Pestañas verticales: el fin de la jungla horizontal
Durante demasiado tiempo, la barra de pestañas horizontal ha sido el estándar en Chrome, obligándonos a apilar una cantidad ingente de enlaces en un espacio limitado. La introducción de las pestañas verticales es, por tanto, una bocanada de aire fresco. Esta opción, que ya hace tiempo que encontramos en navegadores como Arc, permite organizar las pestañas en una barra lateral, liberando así una considerable cantidad de espacio vertical en la pantalla. La activación es sencilla: basta con hacer clic derecho en la barra de pestañas y seleccionar “Mostrar pestañas verticalmente”. Es una solución elegante que, aunque tardía, mejora la usabilidad, especialmente para aquellos que, como yo, solemos tener decenas de pestañas abiertas simultáneamente.

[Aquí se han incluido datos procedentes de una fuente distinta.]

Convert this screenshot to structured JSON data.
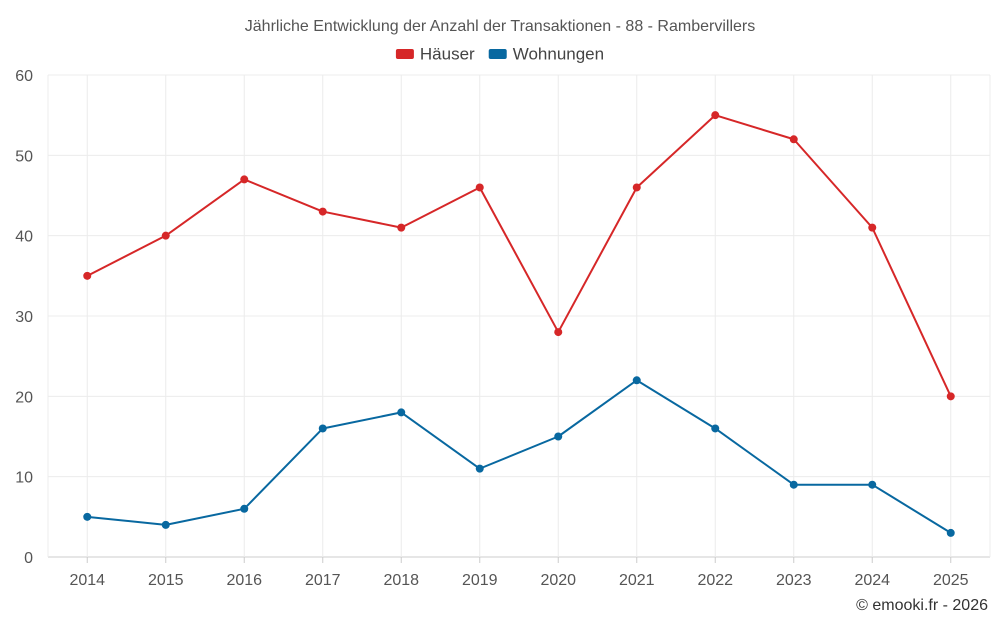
{
  "chart_data": {
    "type": "line",
    "title": "Jährliche Entwicklung der Anzahl der Transaktionen - 88 - Rambervillers",
    "categories": [
      "2014",
      "2015",
      "2016",
      "2017",
      "2018",
      "2019",
      "2020",
      "2021",
      "2022",
      "2023",
      "2024",
      "2025"
    ],
    "series": [
      {
        "name": "Häuser",
        "color": "#d62728",
        "values": [
          35,
          40,
          47,
          43,
          41,
          46,
          28,
          46,
          55,
          52,
          41,
          20
        ]
      },
      {
        "name": "Wohnungen",
        "color": "#0868a0",
        "values": [
          5,
          4,
          6,
          16,
          18,
          11,
          15,
          22,
          16,
          9,
          9,
          3
        ]
      }
    ],
    "xlabel": "",
    "ylabel": "",
    "ylim": [
      0,
      60
    ],
    "yticks": [
      0,
      10,
      20,
      30,
      40,
      50,
      60
    ],
    "grid": true,
    "legend_position": "top-center"
  },
  "credit": "© emooki.fr - 2026"
}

Pero hay un detalle: Google no ha replicado la genialidad de Arc, que integra la barra de direcciones dentro de la barra lateral de pestañas. En Chrome, la barra de direcciones permanece en la parte superior, lo que reduce ligeramente el beneficio en términos de espacio. Afortunadamente, se puede minimizar la barra de pestañas, mostrando solo los favicons de los sitios web, lo que prácticamente desvanece la interfaz de Chrome y crea una experiencia visual sorprendentemente minimalista.

Modo lectura: adiós a la distracción, hola a la concentración
El modo lectura, otra funcionalidad largamente solicitada, llega para simplificar la experiencia de lectura en la web. Al activarlo (clic derecho sobre la página y “Abrir en modo lectura”), Chrome elimina la maraña de anuncios, barras laterales y otros elementos distractores, presentando el contenido de forma limpia y enfocada. Aunque no es perfecto – algunas páginas aún pueden mostrar elementos inesperados – el resultado es una mejora notable en la legibilidad, permitiendo una inmersión más profunda en el texto.

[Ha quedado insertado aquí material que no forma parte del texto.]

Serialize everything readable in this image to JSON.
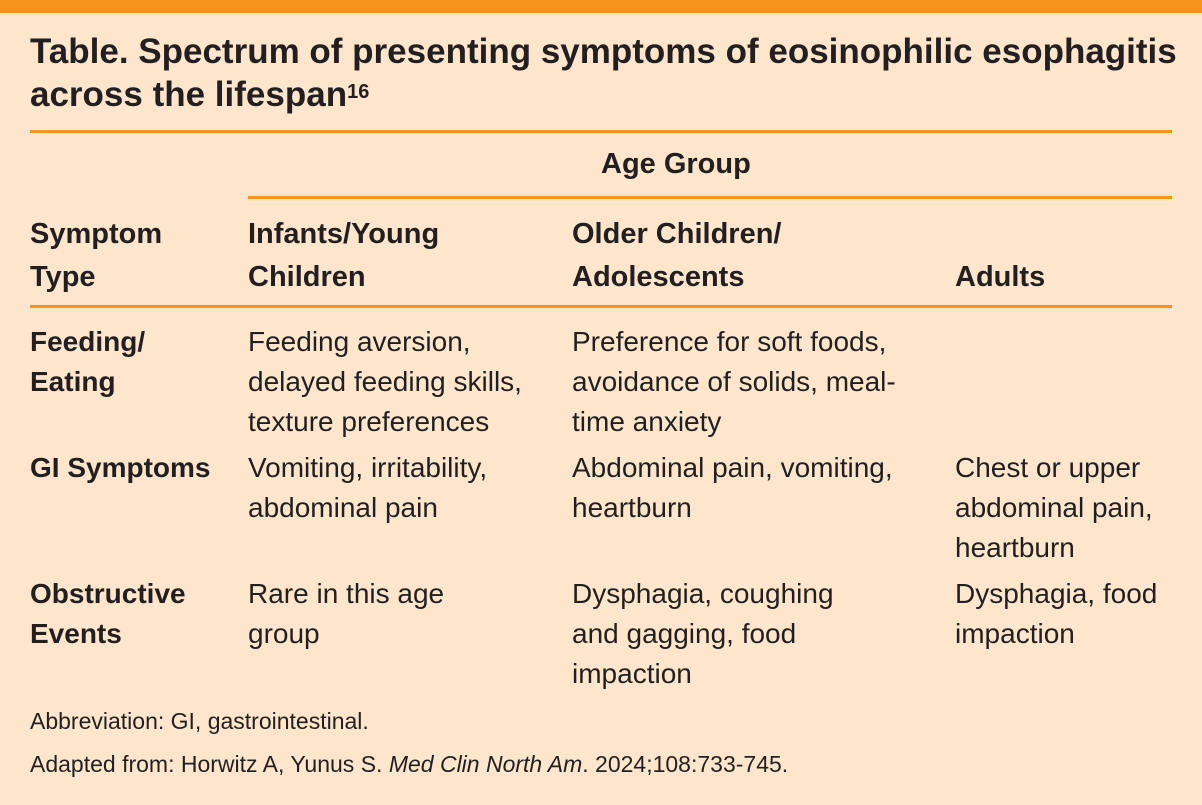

La competencia, como siempre, ha sido la mejor aliada del usuario. Arc, con su diseño minimalista y su eficiente gestión de pestañas, ha demostrado que existen alternativas viables a Chrome. Ahora, Google parece haber tomado nota, aunque con cierta tardanza. Y, sinceramente, no estaría en contra de que Google copiara también la función “Spaces” de Arc. Quizás entonces, mi regreso a Chrome sea definitivo.
La cifra habla por sí sola: usuarios con más de 20 pestañas abiertas verán un incremento significativo en la usabilidad con la implementación de las pestañas verticales. La eficiencia en la navegación se traduce en tiempo ganado y una experiencia online mucho más fluida.